Pay-for-Performance and Long-Term Care

Wednesday, June 13, 2018: 8:20 AM
1051 - First Floor (Rollins School of Public Health)

Presenter: Jun Li

Co-Author: Edward Norton

Discussant: Momotazur Rahman


Major shifts in the demographic profile of countries around the world have led to increasing strain on healthcare resources. Pay-for-performance programs have been a key intervention to drive greater efficiency in healthcare resource use through quality improvement and cost reduction. At its core, pay-for-performance programs provide financial incentives to healthcare providers to improve quality and spending outcomes. As a pioneer of pay-for-performance programs, the United States adopted various forms of pay-for-performance programs since 2000. In recent years, public and private insurers have rapidly expanded the scope of pay-for-performance beyond hospitals, physicians, and nursing homes to cover a range of healthcare sectors including clinics, home health care, and hospice. Because long-term care entails a range of services to frail individuals, both in institutions and at home, pay-for-performance in long-term care offer a unique set of opportunities and challenges.

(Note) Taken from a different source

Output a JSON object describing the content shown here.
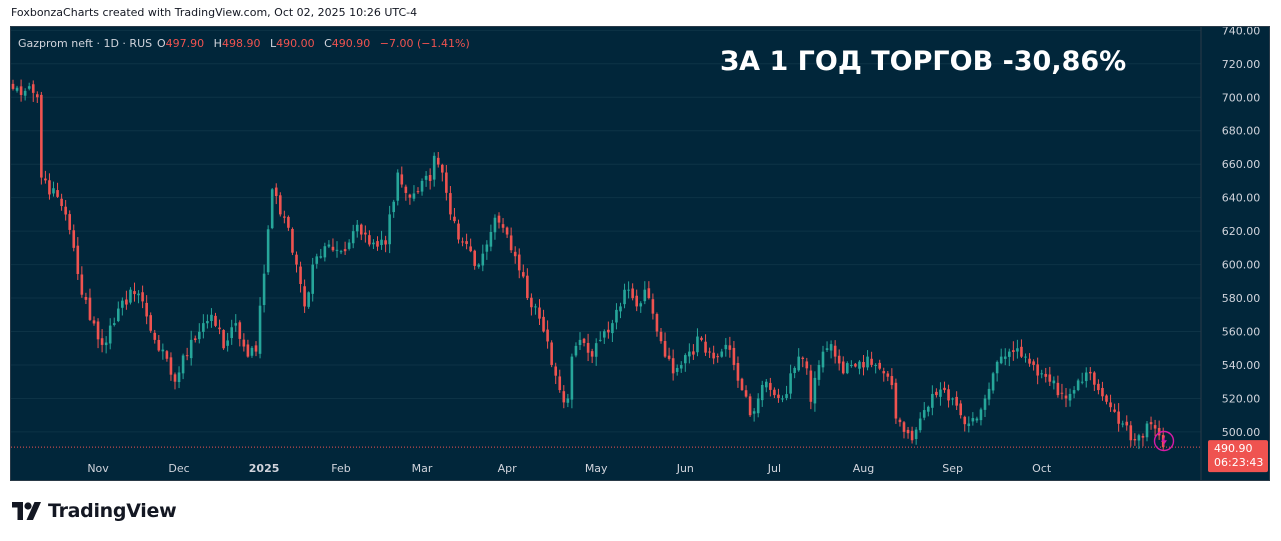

Pay-for-performance programs often target long-term care providers directly. These programs measure quality and spending in nursing homes or home health care providers, and financially reward those that do well on certain measures. A variety of these types of programs have been implemented around the world. Pay-for-performance programs that indirectly affect long-term care providers are common, and create different challenges. These indirect incentives encourage long-term care providers to collaborate with hospitals and other providers to improve quality and spending throughout the care episode.

Creating meaningful measures in pay-for-performance programs is challenging, and especially difficult in long-term care settings. Conceptually, there are several factors that must be in place for pay-for-performance programs to achieve its aims. When directly targeting long-term care, incentives in pay-for-performance programs should focus on performance measures that are measurable with low noise-to-signal ratios and are meaningful to supply and demand. Further, there must be meaningful variation in performance among long-term care providers related to differential investment in improvement. As performance improves over time, pay-for-performance programs may need to retire or update measures. Additionally, incentives within the programs must be commensurate with the intended response, such that demand find it worthwhile to use the performance information and the supply worthwhile to invest in improvement. Finally, it is important from a welfare perspective for pay-for-performance programs to minimize unintended consequences, such as patient selection or teaching-to-the test.

To date, the empirical evidence on the effectiveness of pay-for-performance programs in long-term care has found mixed results. A common concern of nursing home pay-for-performance has been that incentives have been too small to elicit responses. Across dimensions of quality, meaningful long-term care health outcomes may be particularly difficult to identify. Because long-term care recipients are likely to increase in numbers in the foreseeable future and because of the rapid expansion of pay-for-performance across nations around the world, it is important to continuously revisit how pay-for-performance affects long-term care.